When traditional foods go mainstream, compromise usually follows. Pho gets a little less spicy. Meatballs balloon in size. Sometimes, intimidating dishes disappear altogether—you’d be hard-pressed to find shark fin soup at your local Chinese buffet.
More chefs are refusing to conform to the status quo, however, and have found a dining public eager to take some gustatory risks. That’s the story of Olive Tree Café in South Charleston. “We don’t westernize our Mediterranean food. There’s a lot of garlic. There’s a lot of spice,” says co-owner Michael Jarrouj. “We don’t apologize just because the general public might not like it.”
That commitment to authenticity quickly won the restaurant a dedicated clientele. When one lunch-goer claimed he couldn’t stand hummus—and his experience was limited to grocery store varieties—Jarrouj challenged him. “I said, ‘You haven’t tried ours.’” The man received a complimentary serving of Olive Tree’s house-made hummus prepared with chickpeas, tahini, garlic, lemon, olive oil, and spices. “He ate the whole plate,” co-owner Richard Rizk says.
When Olive Tree opened in October 2015, it was the newest addition to South Charleston’s growing cache of international restaurants. But Jarrouj, who is Syrian, and Rizk, who is Syrian and Egyptian, recognized a niche that remained unfilled for the area’s thriving Syrian and Lebanese communities. Olive Tree is now the place to find traditional stuffed grape leaves, baba ghanoush, tabbouleh, homemade baklava—dishes based on recipes handed down from Rizk’s and Jarrouj’s grandmothers.

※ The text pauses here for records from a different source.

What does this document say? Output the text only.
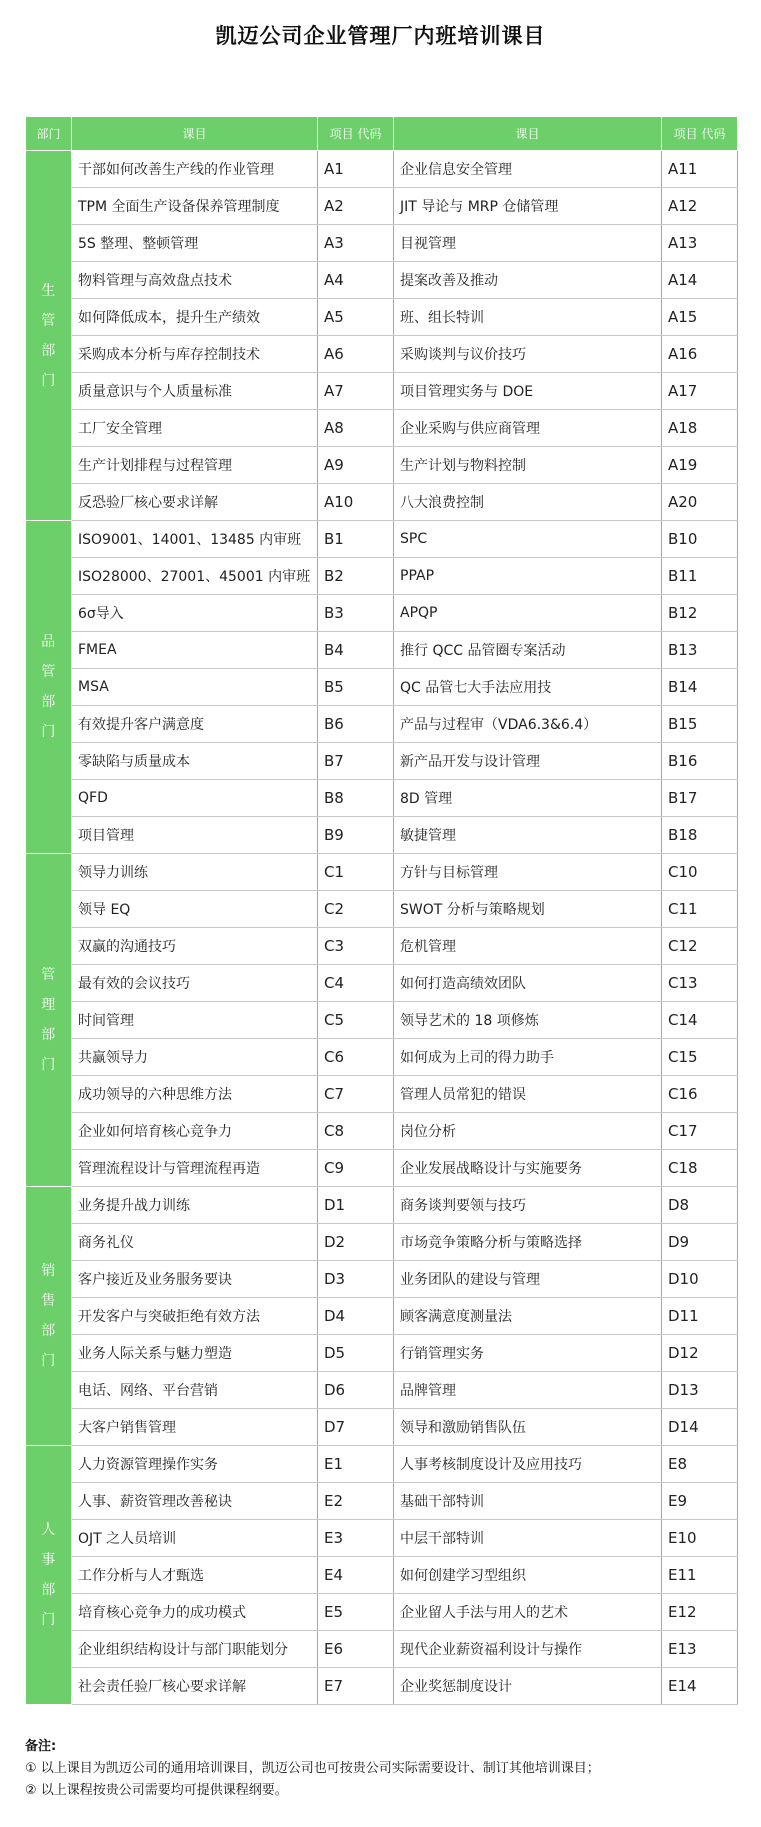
凯迈公司企业管理厂内班培训课目
部门	课目	项目 代码	课目	项目 代码
生管部门	干部如何改善生产线的作业管理	A1	企业信息安全管理	A11
	TPM 全面生产设备保养管理制度	A2	JIT 导论与 MRP 仓储管理	A12
	5S 整理、整顿管理	A3	目视管理	A13
	物料管理与高效盘点技术	A4	提案改善及推动	A14
	如何降低成本，提升生产绩效	A5	班、组长特训	A15
	采购成本分析与库存控制技术	A6	采购谈判与议价技巧	A16
	质量意识与个人质量标准	A7	项目管理实务与 DOE	A17
	工厂安全管理	A8	企业采购与供应商管理	A18
	生产计划排程与过程管理	A9	生产计划与物料控制	A19
	反恐验厂核心要求详解	A10	八大浪费控制	A20
品管部门	ISO9001、14001、13485 内审班	B1	SPC	B10
	ISO28000、27001、45001 内审班	B2	PPAP	B11
	6σ导入	B3	APQP	B12
	FMEA	B4	推行 QCC 品管圈专案活动	B13
	MSA	B5	QC 品管七大手法应用技	B14
	有效提升客户满意度	B6	产品与过程审（VDA6.3&6.4）	B15
	零缺陷与质量成本	B7	新产品开发与设计管理	B16
	QFD	B8	8D 管理	B17
	项目管理	B9	敏捷管理	B18
管理部门	领导力训练	C1	方针与目标管理	C10
	领导 EQ	C2	SWOT 分析与策略规划	C11
	双赢的沟通技巧	C3	危机管理	C12
	最有效的会议技巧	C4	如何打造高绩效团队	C13
	时间管理	C5	领导艺术的 18 项修炼	C14
	共赢领导力	C6	如何成为上司的得力助手	C15
	成功领导的六种思维方法	C7	管理人员常犯的错误	C16
	企业如何培育核心竞争力	C8	岗位分析	C17
	管理流程设计与管理流程再造	C9	企业发展战略设计与实施要务	C18
销售部门	业务提升战力训练	D1	商务谈判要领与技巧	D8
	商务礼仪	D2	市场竞争策略分析与策略选择	D9
	客户接近及业务服务要诀	D3	业务团队的建设与管理	D10
	开发客户与突破拒绝有效方法	D4	顾客满意度测量法	D11
	业务人际关系与魅力塑造	D5	行销管理实务	D12
	电话、网络、平台营销	D6	品牌管理	D13
	大客户销售管理	D7	领导和激励销售队伍	D14
人事部门	人力资源管理操作实务	E1	人事考核制度设计及应用技巧	E8
	人事、薪资管理改善秘诀	E2	基础干部特训	E9
	OJT 之人员培训	E3	中层干部特训	E10
	工作分析与人才甄选	E4	如何创建学习型组织	E11
	培育核心竞争力的成功模式	E5	企业留人手法与用人的艺术	E12
	企业组织结构设计与部门职能划分	E6	现代企业薪资福利设计与操作	E13
	社会责任验厂核心要求详解	E7	企业奖惩制度设计	E14
备注:
① 以上课目为凯迈公司的通用培训课目，凯迈公司也可按贵公司实际需要设计、制订其他培训课目；
② 以上课程按贵公司需要均可提供课程纲要。
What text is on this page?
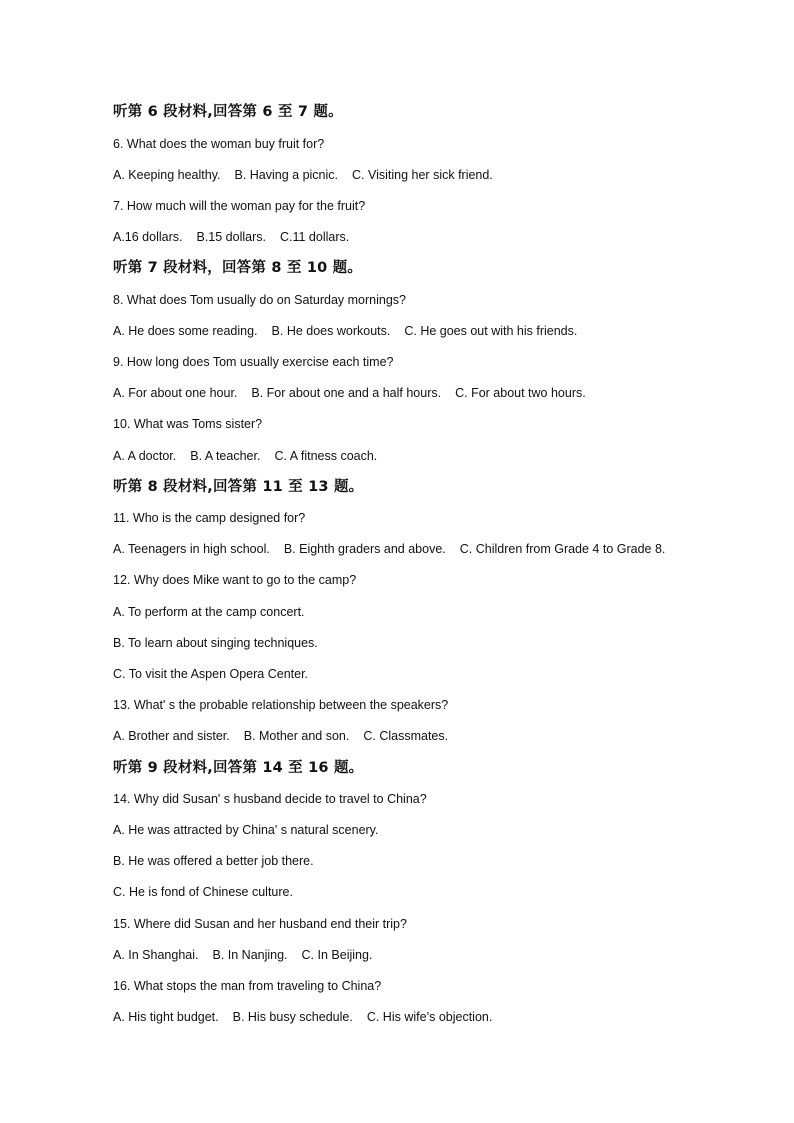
听第 6 段材料,回答第 6 至 7 题。
6. What does the woman buy fruit for?
A. Keeping healthy. B. Having a picnic. C. Visiting her sick friend.
7. How much will the woman pay for the fruit?
A.16 dollars. B.15 dollars. C.11 dollars.
听第 7 段材料，回答第 8 至 10 题。
8. What does Tom usually do on Saturday mornings?
A. He does some reading. B. He does workouts. C. He goes out with his friends.
9. How long does Tom usually exercise each time?
A. For about one hour. B. For about one and a half hours. C. For about two hours.
10. What was Toms sister?
A. A doctor. B. A teacher. C. A fitness coach.
听第 8 段材料,回答第 11 至 13 题。
11. Who is the camp designed for?
A. Teenagers in high school. B. Eighth graders and above. C. Children from Grade 4 to Grade 8.
12. Why does Mike want to go to the camp?
A. To perform at the camp concert.
B. To learn about singing techniques.
C. To visit the Aspen Opera Center.
13. What' s the probable relationship between the speakers?
A. Brother and sister. B. Mother and son. C. Classmates.
听第 9 段材料,回答第 14 至 16 题。
14. Why did Susan' s husband decide to travel to China?
A. He was attracted by China' s natural scenery.
B. He was offered a better job there.
C. He is fond of Chinese culture.
15. Where did Susan and her husband end their trip?
A. In Shanghai. B. In Nanjing. C. In Beijing.
16. What stops the man from traveling to China?
A. His tight budget. B. His busy schedule. C. His wife’s objection.
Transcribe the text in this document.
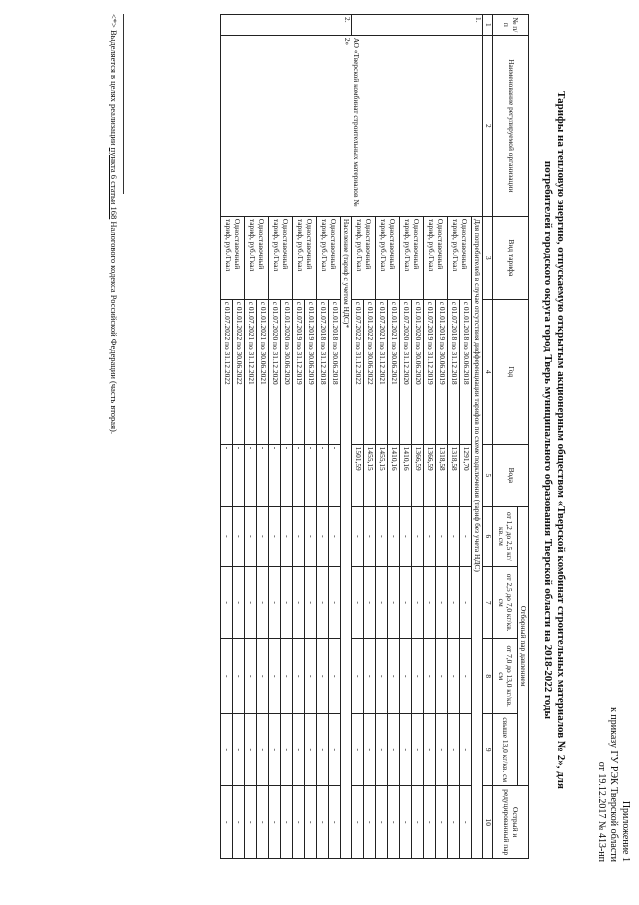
Приложение 1
к приказу ГУ РЭК Тверской области
от 19.12.2017 № 413-нп
Тарифы на тепловую энергию, отпускаемую открытым акционерным обществом «Тверской комбинат строительных материалов № 2», для
потребителей городского округа город Тверь муниципального образования Тверской области на 2018-2022 годы
№ п/ п	Наименование регулируемой организации	Вид тарифа	Год	Вода	Отборный пар давлением				Острый и редуцированный пар
					от 1,2 до 2,5 кг/кв. см	от 2,5 до 7,0 кг/кв. см	от 7,0 до 13,0 кг/кв. см	свыше 13,0 кг/кв. см	
1	2	3	4	5	6	7	8	9	10
1.	АО «Тверской комбинат строительных материалов № 2»	Для потребителей в случае отсутствия дифференциации тарифов по схеме подключения (тариф без учета НДС)							

		Одноставочный
тариф, руб./Гкал	с 01.01.2018 по 30.06.2018	1291,70	-	-	-	-	-
			с 01.07.2018 по 31.12.2018	1318,58	-	-	-	-	-

		Одноставочный
тариф, руб./Гкал	с 01.01.2019 по 30.06.2019	1318,58	-	-	-	-	-
			с 01.07.2019 по 31.12.2019	1366,59	-	-	-	-	-

		Одноставочный
тариф, руб./Гкал	с 01.01.2020 по 30.06.2020	1366,59	-	-	-	-	-
			с 01.07.2020 по 31.12.2020	1410,16	-	-	-	-	-

		Одноставочный
тариф, руб./Гкал	с 01.01.2021 по 30.06.2021	1410,16	-	-	-	-	-
			с 01.07.2021 по 31.12.2021	1455,15	-	-	-	-	-

		Одноставочный
тариф, руб./Гкал	с 01.01.2022 по 30.06.2022	1455,15	-	-	-	-	-
			с 01.07.2022 по 31.12.2022	1501,59	-	-	-	-	-
2.		Население (тариф с учетом НДС)*							

		Одноставочный
тариф, руб./Гкал	с 01.01.2018 по 30.06.2018	-	-	-	-	-	-
			с 01.07.2018 по 31.12.2018	-	-	-	-	-	-

		Одноставочный
тариф, руб./Гкал	с 01.01.2019 по 30.06.2019	-	-	-	-	-	-
			с 01.07.2019 по 31.12.2019	-	-	-	-	-	-

		Одноставочный
тариф, руб./Гкал	с 01.01.2020 по 30.06.2020	-	-	-	-	-	-
			с 01.07.2020 по 31.12.2020	-	-	-	-	-	-

		Одноставочный
тариф, руб./Гкал	с 01.01.2021 по 30.06.2021	-	-	-	-	-	-
			с 01.07.2021 по 31.12.2021	-	-	-	-	-	-

		Одноставочный
тариф, руб./Гкал	с 01.01.2022 по 30.06.2022	-	-	-	-	-	-
			с 01.07.2022 по 31.12.2022	-	-	-	-	-	-
<*> Выделяется в целях реализации пункта 6 статьи 168 Налогового кодекса Российской Федерации (часть вторая).
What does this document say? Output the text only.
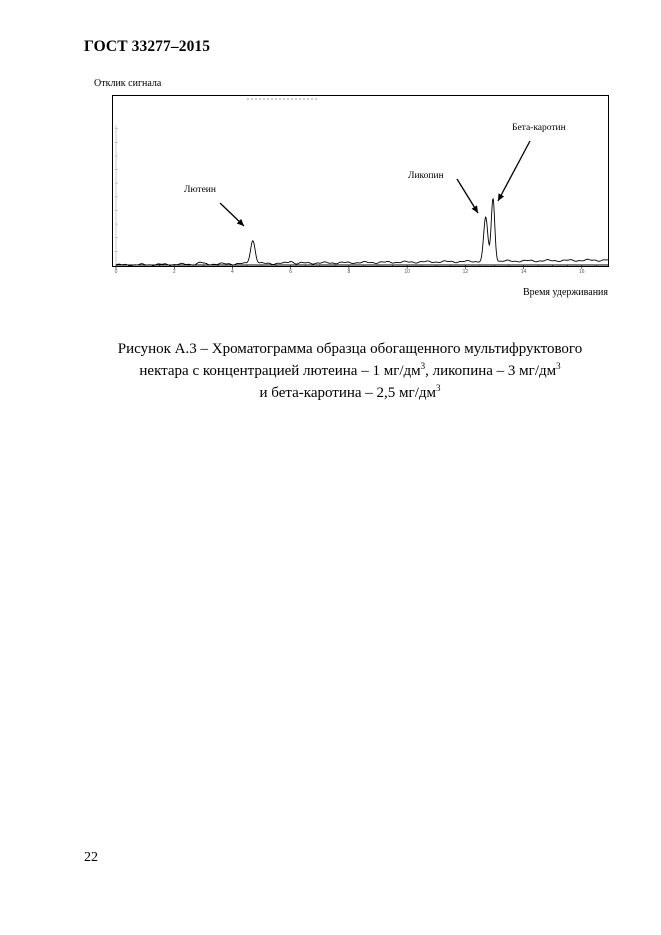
ГОСТ 33277–2015
Отклик сигнала
0	2	4	6	8	10	12	14	16
Лютеин
Ликопин
Бета-каротин
Время удерживания
Рисунок А.3 – Хроматограмма образца обогащенного мультифруктового
нектара с концентрацией лютеина – 1 $мг/дм^3$, ликопина – 3 $мг/дм^3$
и бета-каротина – 2,5 $мг/дм^3$
22
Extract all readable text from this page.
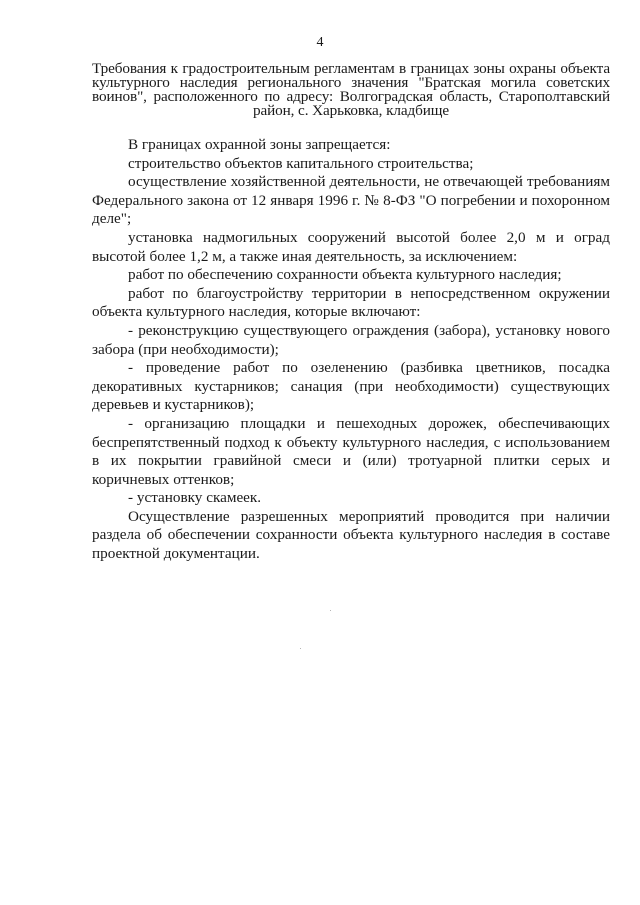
4
Требования к градостроительным регламентам в границах зоны охраны объекта культурного наследия регионального значения "Братская могила советских воинов", расположенного по адресу: Волгоградская область, Старополтавский район, с. Харьковка, кладбище

В границах охранной зоны запрещается:

строительство объектов капитального строительства;

осуществление хозяйственной деятельности, не отвечающей требованиям Федерального закона от 12 января 1996 г. № 8-ФЗ "О погребении и похоронном деле";

установка надмогильных сооружений высотой более 2,0 м и оград высотой более 1,2 м, а также иная деятельность, за исключением:

работ по обеспечению сохранности объекта культурного наследия;

работ по благоустройству территории в непосредственном окружении объекта культурного наследия, которые включают:

- реконструкцию существующего ограждения (забора), установку нового забора (при необходимости);

- проведение работ по озеленению (разбивка цветников, посадка декоративных кустарников; санация (при необходимости) существующих деревьев и кустарников);

- организацию площадки и пешеходных дорожек, обеспечивающих беспрепятственный подход к объекту культурного наследия, с использованием в их покрытии гравийной смеси и (или) тротуарной плитки серых и коричневых оттенков;

- установку скамеек.

Осуществление разрешенных мероприятий проводится при наличии раздела об обеспечении сохранности объекта культурного наследия в составе проектной документации.
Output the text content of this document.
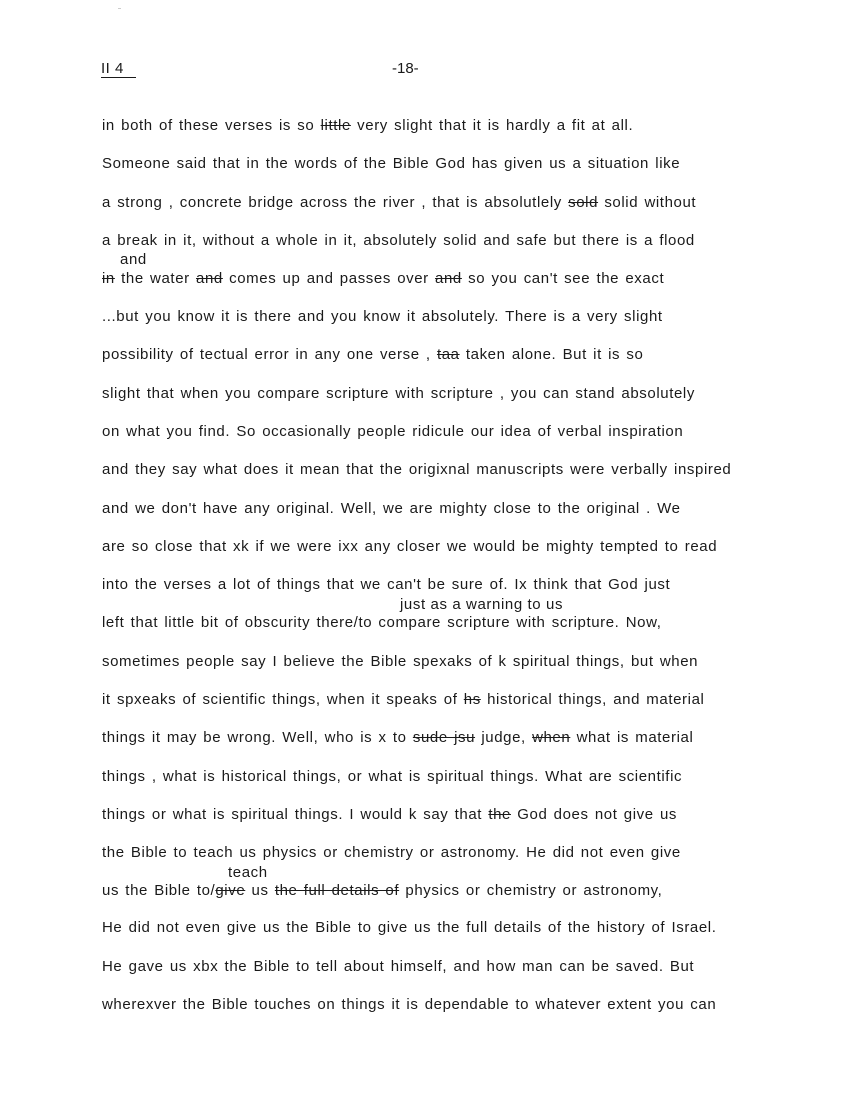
II 4	-18-
in both of these verses is so little very slight that it is hardly a fit at all.
Someone said that in the words of the Bible God has given us a situation like
a strong , concrete bridge across the river , that is absolutlely sold solid without
a break in it, without a whole in it, absolutely solid and safe but there is a flood
in the water and comes up and passes over and so you can't see the exact
...but you know it is there and you know it absolutely. There is a very slight
possibility of tectual error in any one verse , taa taken alone. But it is so
slight that when you compare scripture with scripture , you can stand absolutely
on what you find. So occasionally people ridicule our idea of verbal inspiration
and they say what does it mean that the origixnal manuscripts were verbally inspired
and we don't have any original. Well, we are mighty close to the original . We
are so close that xk if we were ixx any closer we would be mighty tempted to read
into the verses a lot of things that we can't be sure of. Ix think that God just
left that little bit of obscurity there/to compare scripture with scripture. Now,
sometimes people say I believe the Bible spexaks of k spiritual things, but when
it spxeaks of scientific things, when it speaks of hs historical things, and material
things it may be wrong. Well, who is x to sude jsu judge, when what is material
things , what is historical things, or what is spiritual things. What are scientific
things or what is spiritual things. I would k say that the God does not give us
the Bible to teach us physics or chemistry or astronomy. He did not even give
us the Bible to/give us the full details of physics or chemistry or astronomy,
He did not even give us the Bible to give us the full details of the history of Israel.
He gave us xbx the Bible to tell about himself, and how man can be saved. But
wherexver the Bible touches on things it is dependable to whatever extent you can
and
just as a warning to us
teach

Customers also go crazy for Olive Tree’s sandwiches. The most popular items on the menu are the shawarma and The Real Philly. The former features slow-roasted, thinly sliced sirloin with pickles, onions, tomato, and tahini on pita bread that’s trucked in fresh every few days from a bakery in Dearborn, Michigan.
The latter is stacked with roasted rib eye, grilled onions, provolone cheese, Cheez Whiz, and made-from-scratch marinara sauce in a soft roll shipped in from Philadelphia.
Jarrouj says he and Rizk have tried a few times to pare down their menu, but customers immediately notice every time they remove a dish and demand it be brought back. Rizk says there’s only one thing that explains that kind of devotion. “There’s a lot of work that goes into all the food.”